第3話

文字数 1,328文字

 佐久甲州街道を信濃に向けて歩を進める虚無僧は、ぎらぎらと照りつける水無月(現在の七月頃)の陽射しを物ともせず、ただ静かに尺八を吹いていた。夏衣(なつぎぬ)が風で揺らぎ、菅笠のために顔は判らぬが身体つきから察するに、まだ若そうである。

 平沢峠からは八ヶ岳山麓や甲斐駒、甲府盆地などの雄大な眺めが望めるというのに菅笠の縁を上げようともせず、ただ黙々と信濃に向けて歩いていた。菅笠をかぶり腰には脇差し。尺八を吹きながら歩むその姿は、ただの虚無僧にしか見えない。街道には旅人がいるが、小田原で戦があると知ると慌てて手近な宿場へと急ぐ。

「悪いことは言いませんから、できるだけ小田原から離れた方がよろしいですぜ」

 中には親切にそう声をかけてお布施を渡す者もいたが、その虚無僧は軽く頷いただけで取り合わない。

 夏空に白い入道雲が目にまぶしい。菅笠越しに空を見ていた虚無僧は、夏空に目を細めた。そのときである。街道を行き交う人々の流れが、ふと途切れた。蝉の鳴き声が一段と姦しくなる中、鳶がピーヒョロロと鳴いた。空はどこまでも青く、夏雲の白さが目に眩しい。だが、どこを見渡しても鳥一羽飛んでいない。虚無僧はおもむろに尺八を口から離し、本物そっくりに鳶の鳴き真似をした。特徴のある鳴き声が峠にこだまし、街道沿いに広がる木々の一部が、風とは違う揺れ方をする。

「佐之介」
「繁蔵どのか。いかがされた」

 佐之介と呼ばれた虚無僧に扮した男は、忍び宿の番人である孫兵衛との連絡役を務めている、軒猿であった。佐之介は小用を足すかのような仕草で街道を逸れ、山の中に踏み入る。その先に繁蔵が下りてきた。佐之介はすでに菅笠を脱いでいる。

「武田が築いていた海津城がつい先日、完成した。わしはその見取り図を完成させたが、敵に見つかり置いてこねばならなかった。これより危険を承知で、取りに戻る。佐之介はこのことを、駿河守さまに伝えてくれ」
「承知」

 以上はすべて読唇術による会話であった。二人はさらに奥に分け入ると、互いの着物を交換した。佐之介は足軽の具足が入った千駄櫃を受け取ると、あっという間に連尺商人の姿に変じる。虚無僧の姿になった繁蔵は、これで堂々と甲州道を歩くことができる。

「繁蔵どの、達者で」
「佐之介も、駿河守さまによろしゅう」

 二人は街道に出ると、それぞれ目的のために動き出す。佐之介は小田原方面に向けて、走り出した。

 速い。

 街道を行く他の旅人たちには黒い影が近付いたかと思えば、あっという間に消え去り一陣の風しか感じられなかった。韋駄天が現れたとざわめきが起こるが、佐之介は途中で山の中に入る。人目につくことを避けるためと、足軽の格好に変じるためだ。彼はつい二刻(四時間)前まで、武蔵松山城を攻め落とす上杉軍の傍にいた。今ごろ武蔵松山城は、上杉の手に戻っている頃だろう。うまくすれば、引き上げてくる上杉軍に合流できる。

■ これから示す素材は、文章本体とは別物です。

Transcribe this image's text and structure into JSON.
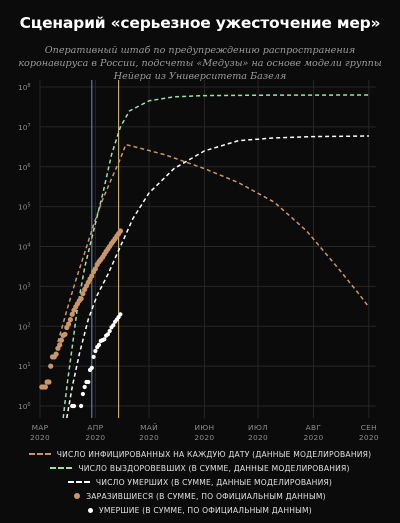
{
  "title": "Сценарий «серьезное ужесточение мер»",
  "subtitle": "Оперативный штаб по предупреждению распространения коронавируса в России, подсчеты «Медузы» на основе модели группы Нейера из Университета Базеля",
  "colors": {
    "background": "#0b0b0b",
    "grid": "#262626",
    "infected": "#c9966b",
    "recovered": "#9fe0b0",
    "deaths": "#ffffff",
    "confirmed": "#c9966b",
    "official_deaths": "#ffffff",
    "vline_blue": "#6f8fc4",
    "vline_yellow": "#e0c878"
  },
  "chart_data": {
    "type": "line",
    "yscale": "log",
    "ylim": [
      0.5,
      150000000
    ],
    "xlim": [
      "2020-03-01",
      "2020-09-05"
    ],
    "grid": true,
    "legend_position": "bottom",
    "y_ticks": [
      {
        "base": "10",
        "exp": "0"
      },
      {
        "base": "10",
        "exp": "1"
      },
      {
        "base": "10",
        "exp": "2"
      },
      {
        "base": "10",
        "exp": "3"
      },
      {
        "base": "10",
        "exp": "4"
      },
      {
        "base": "10",
        "exp": "5"
      },
      {
        "base": "10",
        "exp": "6"
      },
      {
        "base": "10",
        "exp": "7"
      },
      {
        "base": "10",
        "exp": "8"
      }
    ],
    "x_ticks": [
      {
        "month": "МАР",
        "year": "2020",
        "date": "2020-03-01"
      },
      {
        "month": "АПР",
        "year": "2020",
        "date": "2020-04-01"
      },
      {
        "month": "МАЙ",
        "year": "2020",
        "date": "2020-05-01"
      },
      {
        "month": "ИЮН",
        "year": "2020",
        "date": "2020-06-01"
      },
      {
        "month": "ИЮЛ",
        "year": "2020",
        "date": "2020-07-01"
      },
      {
        "month": "АВГ",
        "year": "2020",
        "date": "2020-08-01"
      },
      {
        "month": "СЕН",
        "year": "2020",
        "date": "2020-09-01"
      }
    ],
    "vertical_lines": [
      {
        "date": "2020-03-30",
        "color": "#6f8fc4"
      },
      {
        "date": "2020-04-14",
        "color": "#e0c878"
      }
    ],
    "series": [
      {
        "name": "ЧИСЛО ИНФИЦИРОВАННЫХ НА КАЖДУЮ ДАТУ (ДАННЫЕ МОДЕЛИРОВАНИЯ)",
        "style": "dashed",
        "color": "#c9966b",
        "points": [
          [
            "2020-03-11",
            40
          ],
          [
            "2020-03-16",
            250
          ],
          [
            "2020-03-21",
            1400
          ],
          [
            "2020-03-26",
            7000
          ],
          [
            "2020-03-31",
            35000
          ],
          [
            "2020-04-05",
            150000
          ],
          [
            "2020-04-10",
            500000
          ],
          [
            "2020-04-15",
            1600000
          ],
          [
            "2020-04-18",
            3600000
          ],
          [
            "2020-04-25",
            3000000
          ],
          [
            "2020-05-10",
            2000000
          ],
          [
            "2020-06-01",
            900000
          ],
          [
            "2020-06-20",
            400000
          ],
          [
            "2020-07-10",
            130000
          ],
          [
            "2020-07-28",
            25000
          ],
          [
            "2020-08-15",
            2800
          ],
          [
            "2020-08-27",
            600
          ],
          [
            "2020-09-01",
            300
          ]
        ]
      },
      {
        "name": "ЧИСЛО ВЫЗДОРОВЕВШИХ (В СУММЕ, ДАННЫЕ МОДЕЛИРОВАНИЯ)",
        "style": "dashed",
        "color": "#9fe0b0",
        "points": [
          [
            "2020-03-14",
            0.5
          ],
          [
            "2020-03-16",
            3
          ],
          [
            "2020-03-19",
            30
          ],
          [
            "2020-03-22",
            300
          ],
          [
            "2020-03-26",
            3000
          ],
          [
            "2020-03-31",
            25000
          ],
          [
            "2020-04-05",
            200000
          ],
          [
            "2020-04-10",
            2000000
          ],
          [
            "2020-04-15",
            10000000
          ],
          [
            "2020-04-20",
            25000000
          ],
          [
            "2020-05-01",
            45000000
          ],
          [
            "2020-05-15",
            57000000
          ],
          [
            "2020-06-01",
            61000000
          ],
          [
            "2020-07-01",
            62500000
          ],
          [
            "2020-09-01",
            63000000
          ]
        ]
      },
      {
        "name": "ЧИСЛО УМЕРШИХ (В СУММЕ, ДАННЫЕ МОДЕЛИРОВАНИЯ)",
        "style": "dashed",
        "color": "#ffffff",
        "points": [
          [
            "2020-03-16",
            0.5
          ],
          [
            "2020-03-19",
            3
          ],
          [
            "2020-03-23",
            20
          ],
          [
            "2020-03-28",
            150
          ],
          [
            "2020-04-02",
            600
          ],
          [
            "2020-04-08",
            2000
          ],
          [
            "2020-04-15",
            10000
          ],
          [
            "2020-04-22",
            50000
          ],
          [
            "2020-05-01",
            220000
          ],
          [
            "2020-05-15",
            900000
          ],
          [
            "2020-06-01",
            2500000
          ],
          [
            "2020-06-20",
            4500000
          ],
          [
            "2020-07-10",
            5300000
          ],
          [
            "2020-08-01",
            5700000
          ],
          [
            "2020-09-01",
            5900000
          ]
        ]
      },
      {
        "name": "ЗАРАЗИВШИЕСЯ (В СУММЕ, ПО ОФИЦИАЛЬНЫМ ДАННЫМ)",
        "style": "dots",
        "color": "#c9966b",
        "points": [
          [
            "2020-03-02",
            3
          ],
          [
            "2020-03-03",
            3
          ],
          [
            "2020-03-04",
            3
          ],
          [
            "2020-03-05",
            4
          ],
          [
            "2020-03-06",
            4
          ],
          [
            "2020-03-07",
            10
          ],
          [
            "2020-03-08",
            17
          ],
          [
            "2020-03-09",
            17
          ],
          [
            "2020-03-10",
            20
          ],
          [
            "2020-03-11",
            28
          ],
          [
            "2020-03-12",
            34
          ],
          [
            "2020-03-13",
            45
          ],
          [
            "2020-03-14",
            59
          ],
          [
            "2020-03-15",
            63
          ],
          [
            "2020-03-16",
            93
          ],
          [
            "2020-03-17",
            114
          ],
          [
            "2020-03-18",
            147
          ],
          [
            "2020-03-19",
            199
          ],
          [
            "2020-03-20",
            253
          ],
          [
            "2020-03-21",
            306
          ],
          [
            "2020-03-22",
            367
          ],
          [
            "2020-03-23",
            438
          ],
          [
            "2020-03-24",
            495
          ],
          [
            "2020-03-25",
            658
          ],
          [
            "2020-03-26",
            840
          ],
          [
            "2020-03-27",
            1036
          ],
          [
            "2020-03-28",
            1264
          ],
          [
            "2020-03-29",
            1534
          ],
          [
            "2020-03-30",
            1836
          ],
          [
            "2020-03-31",
            2337
          ],
          [
            "2020-04-01",
            2777
          ],
          [
            "2020-04-02",
            3548
          ],
          [
            "2020-04-03",
            4149
          ],
          [
            "2020-04-04",
            4731
          ],
          [
            "2020-04-05",
            5389
          ],
          [
            "2020-04-06",
            6343
          ],
          [
            "2020-04-07",
            7497
          ],
          [
            "2020-04-08",
            8672
          ],
          [
            "2020-04-09",
            10131
          ],
          [
            "2020-04-10",
            11917
          ],
          [
            "2020-04-11",
            13584
          ],
          [
            "2020-04-12",
            15770
          ],
          [
            "2020-04-13",
            18328
          ],
          [
            "2020-04-14",
            21102
          ],
          [
            "2020-04-15",
            24490
          ]
        ]
      },
      {
        "name": "УМЕРШИЕ (В СУММЕ, ПО ОФИЦИАЛЬНЫМ ДАННЫМ)",
        "style": "dots",
        "color": "#ffffff",
        "points": [
          [
            "2020-03-19",
            1
          ],
          [
            "2020-03-20",
            1
          ],
          [
            "2020-03-24",
            1
          ],
          [
            "2020-03-25",
            2
          ],
          [
            "2020-03-26",
            3
          ],
          [
            "2020-03-27",
            4
          ],
          [
            "2020-03-28",
            4
          ],
          [
            "2020-03-29",
            8
          ],
          [
            "2020-03-30",
            9
          ],
          [
            "2020-03-31",
            17
          ],
          [
            "2020-04-01",
            24
          ],
          [
            "2020-04-02",
            30
          ],
          [
            "2020-04-03",
            34
          ],
          [
            "2020-04-04",
            43
          ],
          [
            "2020-04-05",
            45
          ],
          [
            "2020-04-06",
            47
          ],
          [
            "2020-04-07",
            58
          ],
          [
            "2020-04-08",
            63
          ],
          [
            "2020-04-09",
            76
          ],
          [
            "2020-04-10",
            94
          ],
          [
            "2020-04-11",
            106
          ],
          [
            "2020-04-12",
            130
          ],
          [
            "2020-04-13",
            148
          ],
          [
            "2020-04-14",
            170
          ],
          [
            "2020-04-15",
            198
          ]
        ]
      }
    ]
  }
}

 この永禄四年水無月の頃。上杉軍は関東の覇者である、北条氏康が立て籠もる小田原城を包囲していた。一ヶ月に及ぶ包囲網の中、堅牢な小田原城を枕に北条軍は耐えに耐え、未だに落城の気配はなかった。その間隙を突いて、北条と同盟関係にある武田が動き、上杉の背後を脅かす工作を始めたのだった。